Turkey’s Erdoğan threatens to strike UN-assisted Makhmour refugee camp

Turkish President Recep Tayyip Erdoğan on Thursday said his country could hit the UN-aided Makhmour refugee camp, 40 miles southwest of Kurdistan Regional Government’s (KRG) capital city Erbil, where over 12,000 Kurdish refugees who fled Turkey live.

According to a report by Kurdistan 24, Erdoğan justified his threat against the UN-aided camp on the grounds it had become “a breeding ground” for the outlawed Kurdistan Workers’ Party (PKK).

“If Iraq says we will solve this, then perfect. But if not, then we will hit Sinjar and Qandil. And I am saying this for the first time, Makhmour. Makhmour is very important. If not solved we will hit it,” Erdoğan told Turkey’s pro-government news channel CNN Turk during a live interview.

“Qandil is feeding on Makhmour,” Erdoğan said about youth participation from the camp to PKK, adding he would not care what the UN says in such an eventuality if it has to “solve this.”

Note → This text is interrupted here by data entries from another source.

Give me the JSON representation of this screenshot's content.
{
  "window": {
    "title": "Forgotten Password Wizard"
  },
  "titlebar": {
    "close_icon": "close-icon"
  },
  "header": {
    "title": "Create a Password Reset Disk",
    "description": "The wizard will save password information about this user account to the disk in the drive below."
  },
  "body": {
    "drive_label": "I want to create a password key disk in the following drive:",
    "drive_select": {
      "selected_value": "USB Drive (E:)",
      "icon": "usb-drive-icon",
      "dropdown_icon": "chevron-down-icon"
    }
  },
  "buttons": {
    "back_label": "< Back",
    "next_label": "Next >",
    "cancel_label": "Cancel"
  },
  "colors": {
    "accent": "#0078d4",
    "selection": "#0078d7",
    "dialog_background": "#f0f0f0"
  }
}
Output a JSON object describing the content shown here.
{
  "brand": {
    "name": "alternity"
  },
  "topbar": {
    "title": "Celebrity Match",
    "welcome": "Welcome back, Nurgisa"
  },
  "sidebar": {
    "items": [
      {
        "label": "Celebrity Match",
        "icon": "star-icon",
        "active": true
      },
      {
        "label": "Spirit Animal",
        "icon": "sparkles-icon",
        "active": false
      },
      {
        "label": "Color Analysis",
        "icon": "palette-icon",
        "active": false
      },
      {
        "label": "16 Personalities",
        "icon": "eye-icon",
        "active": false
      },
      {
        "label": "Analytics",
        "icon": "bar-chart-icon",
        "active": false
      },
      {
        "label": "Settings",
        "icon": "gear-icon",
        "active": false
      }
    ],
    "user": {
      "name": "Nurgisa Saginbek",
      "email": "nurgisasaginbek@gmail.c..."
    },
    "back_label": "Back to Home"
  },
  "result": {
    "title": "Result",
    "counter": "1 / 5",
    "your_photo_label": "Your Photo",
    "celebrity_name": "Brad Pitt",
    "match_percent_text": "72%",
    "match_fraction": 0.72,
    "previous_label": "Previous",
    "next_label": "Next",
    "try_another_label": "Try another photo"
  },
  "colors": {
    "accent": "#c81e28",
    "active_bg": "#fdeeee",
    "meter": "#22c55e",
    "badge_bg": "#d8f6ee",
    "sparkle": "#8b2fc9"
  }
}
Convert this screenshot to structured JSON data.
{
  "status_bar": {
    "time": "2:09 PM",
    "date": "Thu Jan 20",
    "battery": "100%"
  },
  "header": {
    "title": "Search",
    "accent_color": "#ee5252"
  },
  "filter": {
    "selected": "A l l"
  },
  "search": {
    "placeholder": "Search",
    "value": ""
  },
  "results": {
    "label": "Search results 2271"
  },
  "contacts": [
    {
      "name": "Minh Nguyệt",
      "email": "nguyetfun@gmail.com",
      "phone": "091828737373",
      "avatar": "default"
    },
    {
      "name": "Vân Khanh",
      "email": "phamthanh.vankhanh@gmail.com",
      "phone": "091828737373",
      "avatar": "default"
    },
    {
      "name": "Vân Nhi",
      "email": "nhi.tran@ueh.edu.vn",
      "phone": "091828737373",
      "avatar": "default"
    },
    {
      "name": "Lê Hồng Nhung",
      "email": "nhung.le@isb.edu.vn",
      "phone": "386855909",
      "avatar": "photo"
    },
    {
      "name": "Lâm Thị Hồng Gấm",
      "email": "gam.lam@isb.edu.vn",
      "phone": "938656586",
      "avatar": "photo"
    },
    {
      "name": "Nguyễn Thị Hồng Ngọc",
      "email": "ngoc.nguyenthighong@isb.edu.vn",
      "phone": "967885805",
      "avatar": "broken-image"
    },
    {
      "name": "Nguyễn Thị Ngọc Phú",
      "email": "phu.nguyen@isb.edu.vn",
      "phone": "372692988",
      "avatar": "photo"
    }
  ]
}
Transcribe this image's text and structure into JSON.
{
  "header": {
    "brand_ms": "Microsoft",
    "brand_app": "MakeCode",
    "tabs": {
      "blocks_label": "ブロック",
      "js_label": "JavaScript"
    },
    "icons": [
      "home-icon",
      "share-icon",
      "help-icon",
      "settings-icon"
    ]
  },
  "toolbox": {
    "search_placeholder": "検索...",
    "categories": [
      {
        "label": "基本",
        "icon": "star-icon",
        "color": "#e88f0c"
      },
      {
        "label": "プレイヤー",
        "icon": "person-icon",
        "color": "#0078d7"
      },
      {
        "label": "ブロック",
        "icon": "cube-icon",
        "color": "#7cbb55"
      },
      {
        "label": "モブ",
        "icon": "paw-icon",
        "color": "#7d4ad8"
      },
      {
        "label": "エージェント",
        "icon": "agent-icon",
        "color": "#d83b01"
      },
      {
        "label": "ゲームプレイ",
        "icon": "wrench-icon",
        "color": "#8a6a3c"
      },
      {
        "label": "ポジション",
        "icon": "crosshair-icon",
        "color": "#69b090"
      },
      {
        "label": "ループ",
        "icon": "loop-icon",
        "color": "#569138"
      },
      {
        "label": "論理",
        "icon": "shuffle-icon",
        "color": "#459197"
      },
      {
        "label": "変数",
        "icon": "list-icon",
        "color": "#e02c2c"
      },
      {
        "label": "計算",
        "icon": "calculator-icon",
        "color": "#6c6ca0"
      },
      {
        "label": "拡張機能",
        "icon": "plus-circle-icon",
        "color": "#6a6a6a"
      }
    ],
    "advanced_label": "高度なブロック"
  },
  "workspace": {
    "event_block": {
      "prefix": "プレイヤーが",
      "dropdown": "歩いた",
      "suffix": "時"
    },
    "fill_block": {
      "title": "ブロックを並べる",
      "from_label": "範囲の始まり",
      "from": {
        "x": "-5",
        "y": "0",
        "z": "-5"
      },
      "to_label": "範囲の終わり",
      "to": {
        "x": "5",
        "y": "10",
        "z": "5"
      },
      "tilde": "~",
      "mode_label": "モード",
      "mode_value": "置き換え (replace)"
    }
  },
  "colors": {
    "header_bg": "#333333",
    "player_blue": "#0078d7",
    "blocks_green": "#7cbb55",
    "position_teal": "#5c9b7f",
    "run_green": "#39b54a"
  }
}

Qandil, a range of mountains straddling the Iraq-Iran border, is the seat of PKK which the Turkish army is currently making advances toward. Sinjar is a town where the predominantly Kurdish minority of the Yazidi faith became the target of a genocidal campaign by the Islamic State in Iraq and the Levant (ISIL) in 2014.

It is the first time, however, that a Turkish leader threatened the use of force against a refugee camp on the grounds it provides fighters to the PKK. Makhmour’s inhabitants fled Turkey into the Kurdish region in northern Iraq in 1994, at a time of intense fighting between Turkish security forces and the PKK.

Extrajudicial killings, disappearances, and depopulation of thousands of villages in Kurdish provinces marked the 1990s’ conflict.

“They first stayed in Atroush camp near the Turkish border, then split into two groups in 1997. Between 4,000 and 5,000 refugees moved to local settlements in the governorate of Dohuk and Erbil,” according to the UN Refugee Agency.

The Ankara government has at times tried to repatriate them, with no success, mainly due to its continued political, cultural, and linguistic persecution of Kurds. The Makhmour camp, along with the nearby town after which it is named, fell for a short time into the hands of ISIL militants during their 2014 blitzkrieg across Iraq. It was eventually liberated by Coalition-backed Peshmerga forces and PKK militants.